During the trial, one of the prosecutors, Aziz Takci, claimed the MIT was collaborating with Topalca for the arms and ammunition shipments to Syria. He also claimed that Topalca had links with Islamic State militants who launched a deadly attack on Turkish security forces on a road in the central Anatolian province of Nigde in 2014, in which two Turkish security officials were killed.
Wiretapping records of one of the attack’s suspects have led to further questions about alleged ties between the assailants and Topalca. According to a 2015 indictment over the attack, suspect Ayhan Orli was heard speaking about Topalca over the phone, claiming at the time he was fighting in the northwestern Syrian town of Kesab — an ethnic Armenian town that came under the control of jihadist groups in March 2014.
According to a 2014 gendarmerie report, Topalca also smuggled machinery parts from Aleppo’s industrial zone and historical artifacts from various Syrian regions to Turkey. The report also detailed Topalca’s involvement in the Reyhanli bombings and supplying ammunition for al-Qaeda-affiliated groups.

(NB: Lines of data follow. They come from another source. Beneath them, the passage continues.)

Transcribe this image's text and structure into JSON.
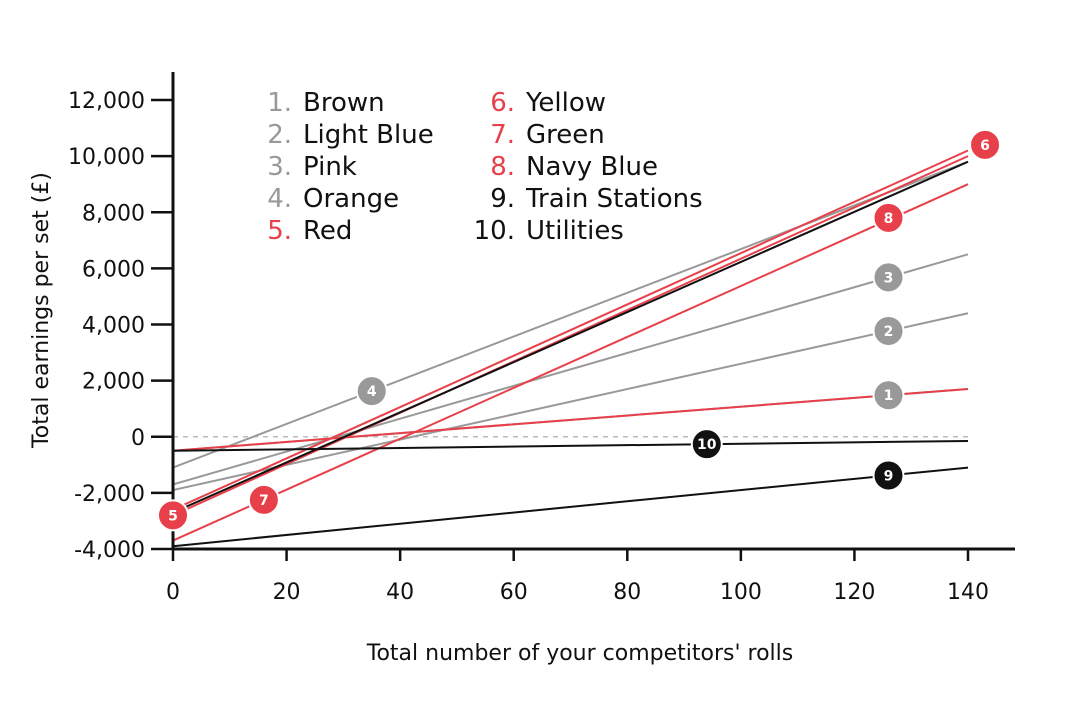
{
  "chart_data": {
    "type": "line",
    "title": "",
    "xlabel": "Total number of your competitors' rolls",
    "ylabel": "Total earnings per set (£)",
    "xlim": [
      0,
      140
    ],
    "ylim": [
      -4000,
      12000
    ],
    "x_ticks": [
      0,
      20,
      40,
      60,
      80,
      100,
      120,
      140
    ],
    "y_ticks": [
      -4000,
      -2000,
      0,
      2000,
      4000,
      6000,
      8000,
      10000,
      12000
    ],
    "x_tick_labels": [
      "0",
      "20",
      "40",
      "60",
      "80",
      "100",
      "120",
      "140"
    ],
    "y_tick_labels": [
      "-4,000",
      "-2,000",
      "0",
      "2,000",
      "4,000",
      "6,000",
      "8,000",
      "10,000",
      "12,000"
    ],
    "zero_line": "dashed",
    "grid": false,
    "legend_placement": "top-left",
    "series": [
      {
        "name": "Brown",
        "number": "1",
        "number_label": "1.",
        "color": "#999999",
        "x": [
          0,
          140
        ],
        "values": [
          -500,
          1700
        ],
        "marker_x": 126,
        "marker_label": "1"
      },
      {
        "name": "Light Blue",
        "number": "2",
        "number_label": "2.",
        "color": "#999999",
        "x": [
          0,
          140
        ],
        "values": [
          -1900,
          4400
        ],
        "marker_x": 126,
        "marker_label": "2"
      },
      {
        "name": "Pink",
        "number": "3",
        "number_label": "3.",
        "color": "#999999",
        "x": [
          0,
          140
        ],
        "values": [
          -1700,
          6500
        ],
        "marker_x": 126,
        "marker_label": "3"
      },
      {
        "name": "Orange",
        "number": "4",
        "number_label": "4.",
        "color": "#999999",
        "x": [
          0,
          140
        ],
        "values": [
          -1100,
          9800
        ],
        "marker_x": 35,
        "marker_label": "4"
      },
      {
        "name": "Red",
        "number": "5",
        "number_label": "5.",
        "color": "#e8404a",
        "x": [
          0,
          140
        ],
        "values": [
          -2800,
          10000
        ],
        "marker_x": 0,
        "marker_label": "5"
      },
      {
        "name": "Yellow",
        "number": "6",
        "number_label": "6.",
        "color": "#e8404a",
        "x": [
          0,
          140
        ],
        "values": [
          -2600,
          10200
        ],
        "marker_x": 143,
        "marker_y": 10400,
        "marker_label": "6"
      },
      {
        "name": "Green",
        "number": "7",
        "number_label": "7.",
        "color": "#e8404a",
        "x": [
          0,
          140
        ],
        "values": [
          -3700,
          9000
        ],
        "marker_x": 16,
        "marker_label": "7"
      },
      {
        "name": "Navy Blue",
        "number": "8",
        "number_label": "8.",
        "color": "#e8404a",
        "x": [
          0,
          140
        ],
        "values": [
          -500,
          1700
        ],
        "marker_x": 126,
        "marker_y": 7800,
        "marker_label": "8"
      },
      {
        "name": "Train Stations",
        "number": "9",
        "number_label": "9.",
        "color": "#111111",
        "x": [
          0,
          140
        ],
        "values": [
          -3900,
          -1100
        ],
        "marker_x": 126,
        "marker_label": "9"
      },
      {
        "name": "Utilities",
        "number": "10",
        "number_label": "10.",
        "color": "#111111",
        "x": [
          0,
          140
        ],
        "values": [
          -500,
          -150
        ],
        "marker_x": 94,
        "marker_label": "10"
      },
      {
        "name": "",
        "number": "",
        "number_label": "",
        "color": "#111111",
        "x": [
          0,
          140
        ],
        "values": [
          -2700,
          9800
        ],
        "marker_x": null,
        "marker_label": ""
      }
    ],
    "legend_columns": [
      [
        0,
        1,
        2,
        3,
        4
      ],
      [
        5,
        6,
        7,
        8,
        9
      ]
    ]
  }
}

Claims surrounding Topalca’s smuggling activities and his alleged ties with the government were also brought to the attention of the parliament in 2013. Ali Ozgunduz, who was then the main opposition deputy, accused Topalca of plundering Alawite villages in Syria and questioned how Topalca managed to escape security forces every time he was caught.
“For what reason is your government backing Topalca? Are claims that this person works for the National Intelligence Agency true?” Ozgunduz asked the government. These and many other questions will remain unanswered, as Topalca has taken all of his secrets with him to his grave.